0
votes

The LDA code generates topics say from 0 to 5 . Is there a standard way (a norm) used to link the generated topics and the documents themselves. Eg: doc1 is of Topic0 , doc5 is of topic Topic1 etc. One way i can think of is to string search each of geenrated key words in each topic on the docs , is there a generic way or practice followed for this?

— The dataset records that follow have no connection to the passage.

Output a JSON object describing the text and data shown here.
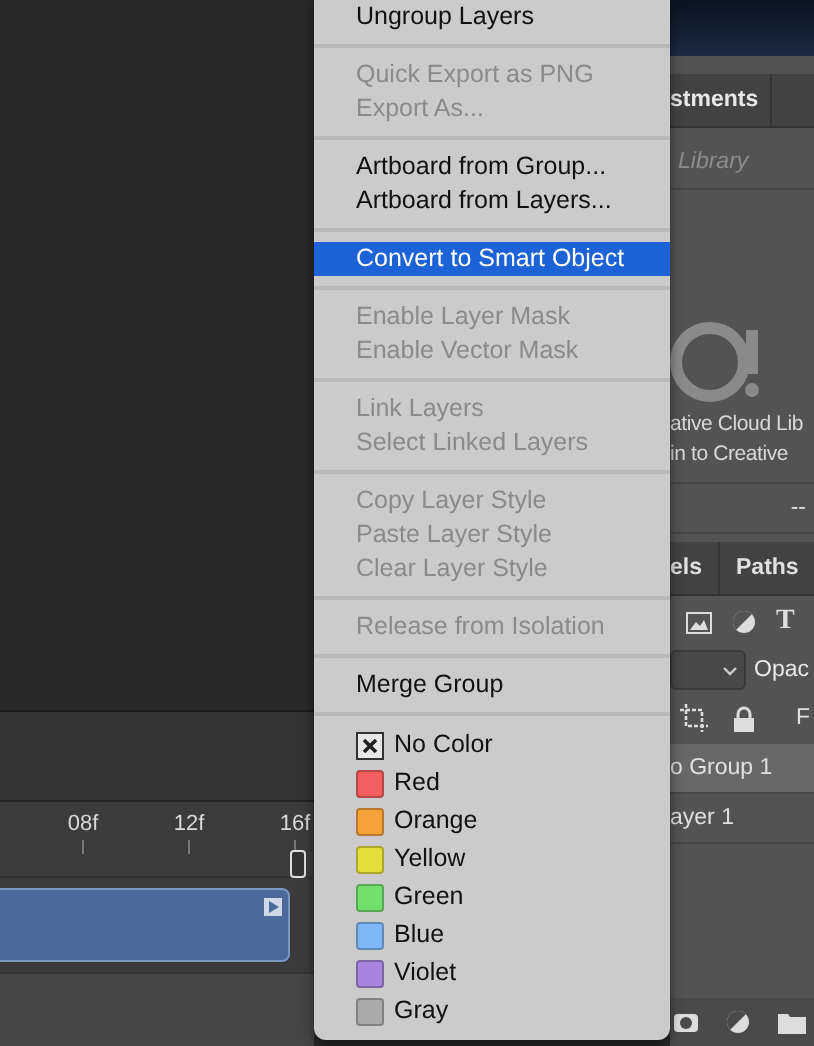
{
  "timeline": {
    "ticks": [
      "08f",
      "12f",
      "16f"
    ]
  },
  "menu": {
    "items": [
      {
        "kind": "item",
        "label": "Ungroup Layers",
        "disabled": false,
        "selected": false
      },
      {
        "kind": "separator"
      },
      {
        "kind": "item",
        "label": "Quick Export as PNG",
        "disabled": true,
        "selected": false
      },
      {
        "kind": "item",
        "label": "Export As...",
        "disabled": true,
        "selected": false
      },
      {
        "kind": "separator"
      },
      {
        "kind": "item",
        "label": "Artboard from Group...",
        "disabled": false,
        "selected": false
      },
      {
        "kind": "item",
        "label": "Artboard from Layers...",
        "disabled": false,
        "selected": false
      },
      {
        "kind": "separator"
      },
      {
        "kind": "item",
        "label": "Convert to Smart Object",
        "disabled": false,
        "selected": true
      },
      {
        "kind": "separator"
      },
      {
        "kind": "item",
        "label": "Enable Layer Mask",
        "disabled": true,
        "selected": false
      },
      {
        "kind": "item",
        "label": "Enable Vector Mask",
        "disabled": true,
        "selected": false
      },
      {
        "kind": "separator"
      },
      {
        "kind": "item",
        "label": "Link Layers",
        "disabled": true,
        "selected": false
      },
      {
        "kind": "item",
        "label": "Select Linked Layers",
        "disabled": true,
        "selected": false
      },
      {
        "kind": "separator"
      },
      {
        "kind": "item",
        "label": "Copy Layer Style",
        "disabled": true,
        "selected": false
      },
      {
        "kind": "item",
        "label": "Paste Layer Style",
        "disabled": true,
        "selected": false
      },
      {
        "kind": "item",
        "label": "Clear Layer Style",
        "disabled": true,
        "selected": false
      },
      {
        "kind": "separator"
      },
      {
        "kind": "item",
        "label": "Release from Isolation",
        "disabled": true,
        "selected": false
      },
      {
        "kind": "separator"
      },
      {
        "kind": "item",
        "label": "Merge Group",
        "disabled": false,
        "selected": false
      },
      {
        "kind": "separator"
      },
      {
        "kind": "none",
        "label": "No Color"
      },
      {
        "kind": "color",
        "label": "Red",
        "color": "#f25f5f"
      },
      {
        "kind": "color",
        "label": "Orange",
        "color": "#f7a13a"
      },
      {
        "kind": "color",
        "label": "Yellow",
        "color": "#e3df3c"
      },
      {
        "kind": "color",
        "label": "Green",
        "color": "#74e06c"
      },
      {
        "kind": "color",
        "label": "Blue",
        "color": "#7fb6f5"
      },
      {
        "kind": "color",
        "label": "Violet",
        "color": "#a884e0"
      },
      {
        "kind": "color",
        "label": "Gray",
        "color": "#ababab"
      }
    ]
  },
  "right_panel": {
    "tab": "stments",
    "library_placeholder": "Library",
    "cloud_lines": [
      "ative Cloud Lib",
      "in to Creative"
    ],
    "status": "--",
    "tabs": [
      "els",
      "Paths"
    ],
    "type_glyph": "T",
    "opacity_label": "Opac",
    "fill_label": "F",
    "layers": [
      {
        "name": "o Group 1",
        "selected": true
      },
      {
        "name": "ayer 1",
        "selected": false
      }
    ]
  }
}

Ex LDA code - https://github.com/manhcompany/lda/blob/master/lda.py

1

1 Answers

0
votes

I "collected some code", and this worked for me. Assuming you have a term frequency

tf_vectorizer = CountVectorizer("parameters of your choice")
tf = tf_vectorizer.fit_transform("your data)`
lda_model = LatentDirichletAllocation("other parameters of your choice")
lda_model.fit(tf)

create the topic-document matrix (the crucial step), and select the num_topic most important topics

doc_topic = lda_model.transform(tf)
num_most_important_topic = 2

dominant_topic = []
for ind_doc in range(doc_topic.shape[0]):
    dominant_topic.append(sorted(range(len(doc_topic[ind_doc])),
                          key=lambda ind_top: doc_topic[ind_doc][ind_top],
                          reverse=True)[:num_most_important_topic])

This should give you an array of the num_most_important_topic topics. Good luck!